Open icsy7867 opened 9 months ago
Also, here are a couple of short snips for what I am seeing. And this is in a brand new sessions. no previous contexts or history.
The beginning seems OK, though it could be a little faster...
And then here is a short snippet at the end. The longer it goes, the slower it gets...
Here are some other related issues I have found.
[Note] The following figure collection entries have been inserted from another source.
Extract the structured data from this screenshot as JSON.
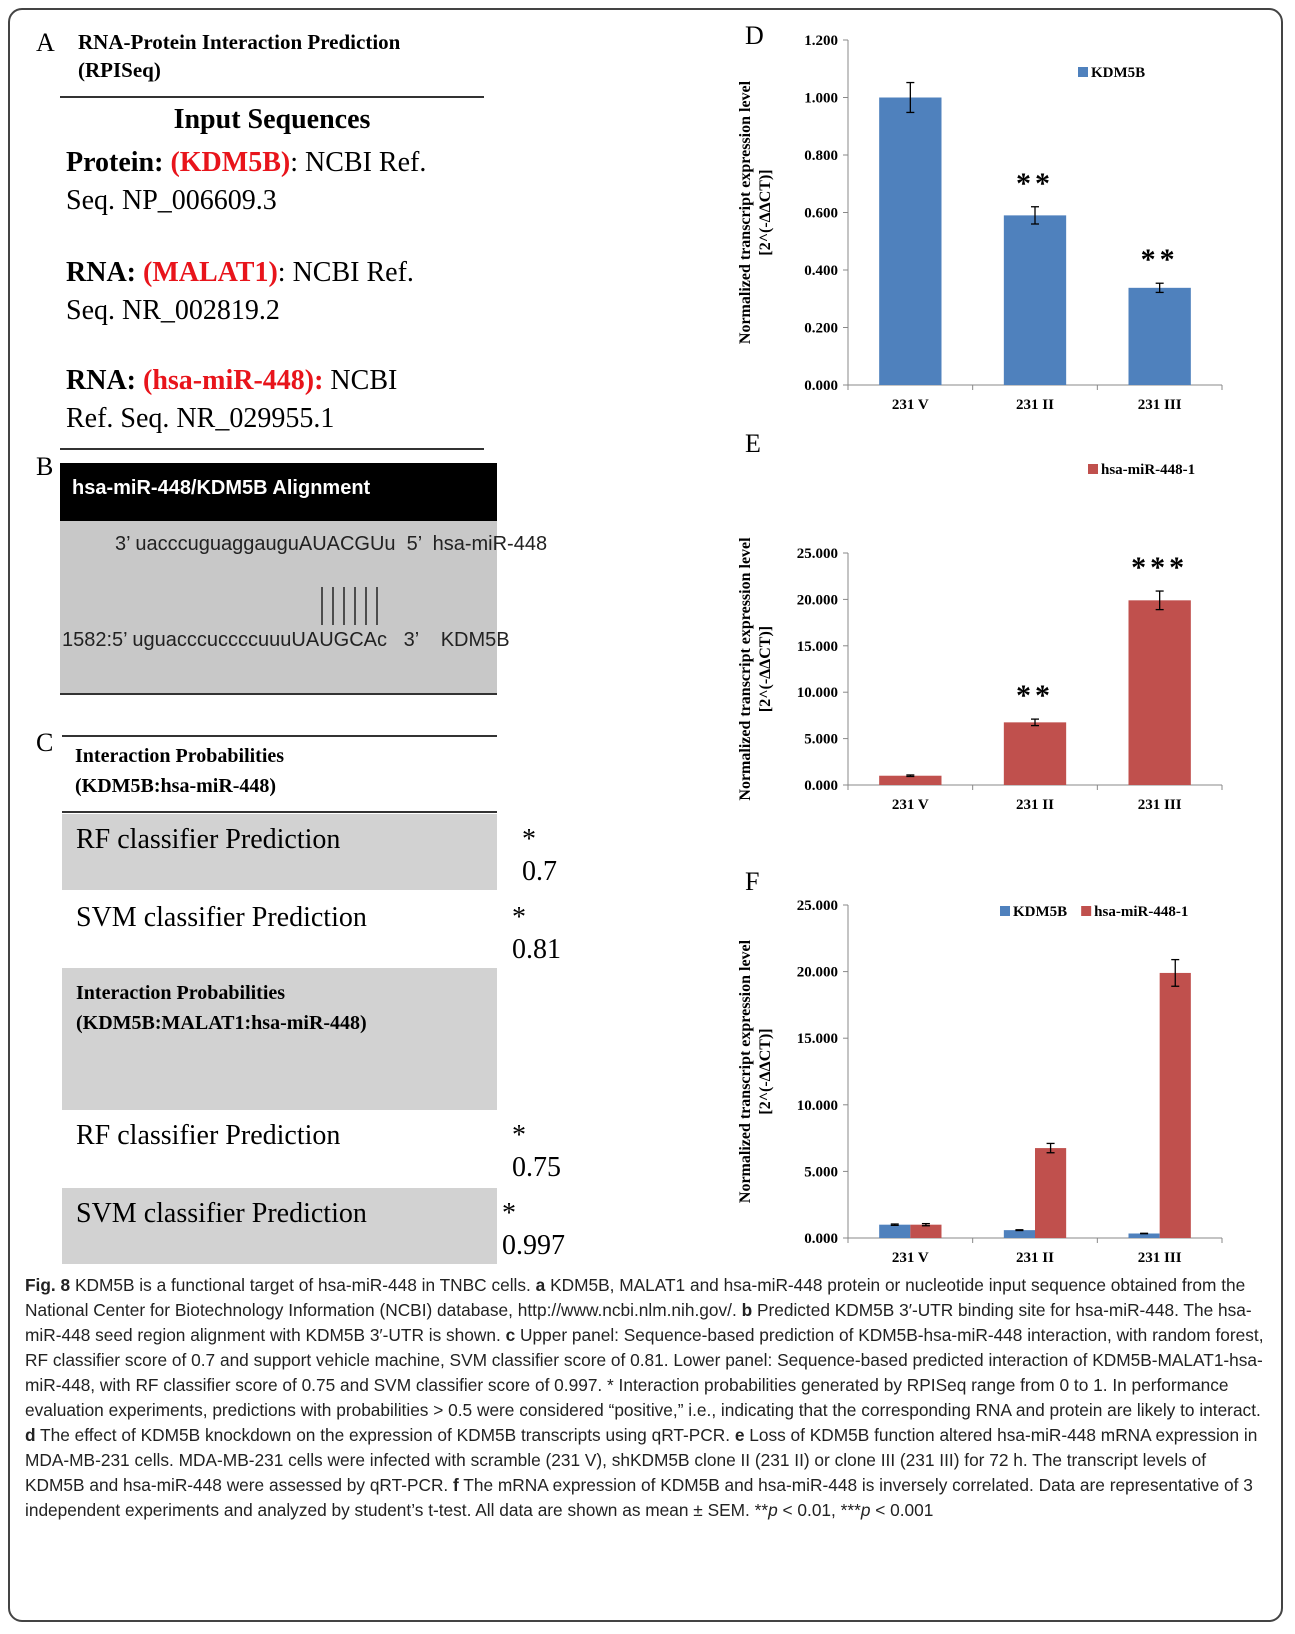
{
  "panel_a": {
    "letter": "A",
    "title": "RNA-Protein Interaction Prediction",
    "subtitle": "(RPISeq)",
    "heading": "Input Sequences",
    "entries": [
      {
        "label": "Protein:",
        "name": "(KDM5B)",
        "ref": ": NCBI Ref. Seq. NP_006609.3"
      },
      {
        "label": "RNA:",
        "name": "(MALAT1)",
        "ref": ": NCBI Ref. Seq. NR_002819.2"
      },
      {
        "label": "RNA:",
        "name": "(hsa-miR-448):",
        "ref": "NCBI Ref. Seq. NR_029955.1"
      }
    ]
  },
  "panel_b": {
    "letter": "B",
    "title": "hsa-miR-448/KDM5B Alignment",
    "line1": "3’ uacccuguaggauguAUACGUu  5’  hsa-miR-448",
    "line2": "1582:5’ uguacccuccccuuuUAUGCAc   3’    KDM5B"
  },
  "panel_c": {
    "letter": "C",
    "title": "Interaction Probabilities",
    "subtitle": "(KDM5B:hsa-miR-448)",
    "rows": [
      {
        "label": "RF classifier Prediction",
        "score": "* 0.7"
      },
      {
        "label": "SVM classifier Prediction",
        "score": "* 0.81"
      }
    ],
    "title2": "Interaction Probabilities",
    "subtitle2": "(KDM5B:MALAT1:hsa-miR-448)",
    "rows2": [
      {
        "label": "RF classifier Prediction",
        "score": "* 0.75"
      },
      {
        "label": "SVM classifier Prediction",
        "score": "* 0.997"
      }
    ]
  },
  "chart_data": [
    {
      "type": "bar",
      "letter": "D",
      "ylabel": [
        "Normalized transcript expression level",
        "[2^(-ΔΔCT)]"
      ],
      "categories": [
        "231 V",
        "231 II",
        "231 III"
      ],
      "series": [
        {
          "name": "KDM5B",
          "color": "#4f81bd",
          "values": [
            1.0,
            0.59,
            0.338
          ],
          "errors": [
            0.052,
            0.03,
            0.016
          ]
        }
      ],
      "ylim": [
        0,
        1.2
      ],
      "yticks": [
        {
          "value": 0,
          "label": "0.000"
        },
        {
          "value": 0.2,
          "label": "0.200"
        },
        {
          "value": 0.4,
          "label": "0.400"
        },
        {
          "value": 0.6,
          "label": "0.600"
        },
        {
          "value": 0.8,
          "label": "0.800"
        },
        {
          "value": 1.0,
          "label": "1.000"
        },
        {
          "value": 1.2,
          "label": "1.200"
        }
      ],
      "legend": "top-right",
      "annotations": [
        {
          "x": "231 II",
          "text": "**"
        },
        {
          "x": "231 III",
          "text": "**"
        }
      ]
    },
    {
      "type": "bar",
      "letter": "E",
      "ylabel": [
        "Normalized transcript expression level",
        "[2^(-ΔΔCT)]"
      ],
      "categories": [
        "231 V",
        "231 II",
        "231 III"
      ],
      "series": [
        {
          "name": "hsa-miR-448-1",
          "color": "#c0504d",
          "values": [
            1.0,
            6.75,
            19.9
          ],
          "errors": [
            0.08,
            0.35,
            1.0
          ]
        }
      ],
      "ylim": [
        0,
        25
      ],
      "yticks": [
        {
          "value": 0,
          "label": "0.000"
        },
        {
          "value": 5,
          "label": "5.000"
        },
        {
          "value": 10,
          "label": "10.000"
        },
        {
          "value": 15,
          "label": "15.000"
        },
        {
          "value": 20,
          "label": "20.000"
        },
        {
          "value": 25,
          "label": "25.000"
        }
      ],
      "legend": "top-right",
      "annotations": [
        {
          "x": "231 II",
          "text": "**"
        },
        {
          "x": "231 III",
          "text": "***"
        }
      ]
    },
    {
      "type": "bar",
      "letter": "F",
      "ylabel": [
        "Normalized transcript expression level",
        "[2^(-ΔΔCT)]"
      ],
      "categories": [
        "231 V",
        "231 II",
        "231 III"
      ],
      "series": [
        {
          "name": "KDM5B",
          "color": "#4f81bd",
          "values": [
            1.0,
            0.59,
            0.338
          ],
          "errors": [
            0.05,
            0.03,
            0.016
          ]
        },
        {
          "name": "hsa-miR-448-1",
          "color": "#c0504d",
          "values": [
            1.0,
            6.75,
            19.9
          ],
          "errors": [
            0.08,
            0.35,
            1.0
          ]
        }
      ],
      "ylim": [
        0,
        25
      ],
      "yticks": [
        {
          "value": 0,
          "label": "0.000"
        },
        {
          "value": 5,
          "label": "5.000"
        },
        {
          "value": 10,
          "label": "10.000"
        },
        {
          "value": 15,
          "label": "15.000"
        },
        {
          "value": 20,
          "label": "20.000"
        },
        {
          "value": 25,
          "label": "25.000"
        }
      ],
      "legend": "top-right",
      "annotations": []
    }
  ],
  "caption": [
    {
      "text": "Fig. 8",
      "bold": true
    },
    {
      "text": " KDM5B is a functional target of hsa-miR-448 in TNBC cells. "
    },
    {
      "text": "a",
      "bold": true
    },
    {
      "text": " KDM5B, MALAT1 and hsa-miR-448 protein or nucleotide input sequence obtained from the National Center for Biotechnology Information (NCBI) database, http://www.ncbi.nlm.nih.gov/. "
    },
    {
      "text": "b",
      "bold": true
    },
    {
      "text": " Predicted KDM5B 3′-UTR binding site for hsa-miR-448. The hsa-miR-448 seed region alignment with KDM5B 3′-UTR is shown. "
    },
    {
      "text": "c",
      "bold": true
    },
    {
      "text": " Upper panel: Sequence-based prediction of KDM5B-hsa-miR-448 interaction, with random forest, RF classifier score of 0.7 and support vehicle machine, SVM classifier score of 0.81. Lower panel: Sequence-based predicted interaction of KDM5B-MALAT1-hsa-miR-448, with RF classifier score of 0.75 and SVM classifier score of 0.997. * Interaction probabilities generated by RPISeq range from 0 to 1. In performance evaluation experiments, predictions with probabilities > 0.5 were considered “positive,” i.e., indicating that the corresponding RNA and protein are likely to interact. "
    },
    {
      "text": "d",
      "bold": true
    },
    {
      "text": " The effect of KDM5B knockdown on the expression of KDM5B transcripts using qRT-PCR. "
    },
    {
      "text": "e",
      "bold": true
    },
    {
      "text": " Loss of KDM5B function altered hsa-miR-448 mRNA expression in MDA-MB-231 cells. MDA-MB-231 cells were infected with scramble (231 V), shKDM5B clone II (231 II) or clone III (231 III) for 72 h. The transcript levels of KDM5B and hsa-miR-448 were assessed by qRT-PCR. "
    },
    {
      "text": "f",
      "bold": true
    },
    {
      "text": " The mRNA expression of KDM5B and hsa-miR-448 is inversely correlated. Data are representative of 3 independent experiments and analyzed by student’s t-test. All data are shown as mean ± SEM. **"
    },
    {
      "text": "p",
      "italic": true
    },
    {
      "text": " < 0.01, ***"
    },
    {
      "text": "p",
      "italic": true
    },
    {
      "text": " < 0.001"
    }
  ]
}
https://github.com/gradio-app/gradio/issues/6847
https://github.com/gradio-app/gradio/pull/7084
https://github.com/gradio-app/gradio/pull/7113
https://github.com/gradio-app/gradio/pull/7102
Also, I have tried this in a docker container, and on a RHEL linux host directly with the same results.
While I think the gradio clients should be updated - I have found a resolution to this:
It seems backwards, but if you add a small sleep when the deltas from the stream are being recusrively called, it stops choking the single threaded python process:
def _chat(self, message: str, history: list[list[str]], mode: str, *_: Any) -> Any:
def yield_deltas(completion_gen: CompletionGen) -> Iterable[str]:
full_response: str = ""
stream = completion_gen.response
for delta in stream:
if isinstance(delta, str):
full_response += str(delta)
elif isinstance(delta, ChatResponse):
full_response += delta.delta or ""
yield full_response
time.sleep(0.025)
Check out the difference!
Created a pull request: https://github.com/imartinez/privateGPT/pull/1589
I am running into an issue with the stream. The GPU processes seems to work just fine, but when the query_docs streams to the web console, it gets unbearably slow (No history, ~400-500 words in the context max.)
I stumbled onto this, which it sounds like what I am running into. https://github.com/gradio-app/gradio/issues/7086
I believe the solution would be to use the latest version of gradio.